Land surface models (LSMs) have been widely used in agriculture management, flood prevention, and drought simulation. Infiltration is the top boundary condition for the solution of water redistribution below ground surface in the LSMs. Infiltration schemes partition throughfall, which is the part of precipitation penetrating through canopy and reaches soil surface, into surface runoff and infiltration water. The infiltration water then redistributes into soil layers and eventually leaves the soil column as transpiration, subsurface runoff, and deep drainage. The modeling of infiltration process has profound impacts on the output and state variables of LSMs, such as evapotranspiration, soil moisture, and runoffs.

It is difficult to directly assess the infiltration schemes at the operational scales of numerical weather forecasts and hydrometeorological applications, as no direct measurements of infiltration are typically available. Observational datasets of evapotranspiration, soil moisture contents, and streamflow are relevant but not only related to infiltration. To reveal the sources of uncertainty possibly brought by the infiltration schemes, we present an intercomparison study of LSMs from the perspective of infiltration. The study is based on the software framework of the NASA Land Information System (LIS), which has an array of LSMs integrated, for example, JULES, Noah-MP, Noah, and VIC. These models use different physical or conceptual schemes to describe the infiltration process.
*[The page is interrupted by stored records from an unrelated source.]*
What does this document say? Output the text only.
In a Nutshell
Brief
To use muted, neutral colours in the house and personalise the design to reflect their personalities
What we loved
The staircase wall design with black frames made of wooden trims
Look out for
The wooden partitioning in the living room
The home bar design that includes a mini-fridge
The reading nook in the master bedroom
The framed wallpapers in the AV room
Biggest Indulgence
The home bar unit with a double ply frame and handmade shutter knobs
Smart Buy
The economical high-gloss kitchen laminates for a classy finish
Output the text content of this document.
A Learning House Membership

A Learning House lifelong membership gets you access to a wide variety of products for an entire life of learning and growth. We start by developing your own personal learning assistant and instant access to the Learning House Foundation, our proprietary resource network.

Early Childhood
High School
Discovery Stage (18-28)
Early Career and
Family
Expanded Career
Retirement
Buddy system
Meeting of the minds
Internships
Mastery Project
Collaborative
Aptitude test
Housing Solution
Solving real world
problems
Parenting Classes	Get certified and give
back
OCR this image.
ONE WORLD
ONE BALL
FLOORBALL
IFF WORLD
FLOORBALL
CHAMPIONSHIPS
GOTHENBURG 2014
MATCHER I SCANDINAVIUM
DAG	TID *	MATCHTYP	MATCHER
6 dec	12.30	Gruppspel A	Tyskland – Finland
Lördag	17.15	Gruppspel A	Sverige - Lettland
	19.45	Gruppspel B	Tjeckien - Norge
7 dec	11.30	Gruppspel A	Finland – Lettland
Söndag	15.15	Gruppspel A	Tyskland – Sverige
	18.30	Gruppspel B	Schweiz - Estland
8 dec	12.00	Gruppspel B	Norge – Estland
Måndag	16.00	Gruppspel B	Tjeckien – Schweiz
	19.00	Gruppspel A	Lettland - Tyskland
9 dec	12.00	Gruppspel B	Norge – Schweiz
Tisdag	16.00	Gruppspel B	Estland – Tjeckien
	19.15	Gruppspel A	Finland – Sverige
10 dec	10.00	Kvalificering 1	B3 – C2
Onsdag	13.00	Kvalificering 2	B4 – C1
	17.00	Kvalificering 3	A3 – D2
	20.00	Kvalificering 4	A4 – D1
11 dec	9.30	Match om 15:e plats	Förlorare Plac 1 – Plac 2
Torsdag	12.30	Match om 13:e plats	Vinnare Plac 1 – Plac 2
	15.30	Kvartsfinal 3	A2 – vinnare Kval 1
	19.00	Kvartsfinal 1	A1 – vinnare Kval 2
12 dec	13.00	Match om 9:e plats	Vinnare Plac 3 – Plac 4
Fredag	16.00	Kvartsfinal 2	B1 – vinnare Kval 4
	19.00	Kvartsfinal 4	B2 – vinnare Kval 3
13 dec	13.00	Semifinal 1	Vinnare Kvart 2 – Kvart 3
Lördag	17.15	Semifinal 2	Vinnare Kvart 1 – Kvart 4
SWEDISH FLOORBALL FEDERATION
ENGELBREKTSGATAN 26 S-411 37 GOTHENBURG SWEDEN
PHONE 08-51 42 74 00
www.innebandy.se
In this study, we compare the throughfall and infiltration outputs from the four LSMs. All analyses are conducted with the NLDAS Science Testbed, in which LIS runs over the NLDAS domain with the same forcing data. The results of this study provide important insights into understanding the infiltration behavior of these models. Such insights will be helpful for evaluating uncertainties in streamflow, evapotranspiration, and estimates of hydrologic extremes simulated with various LSMs and modeling systems.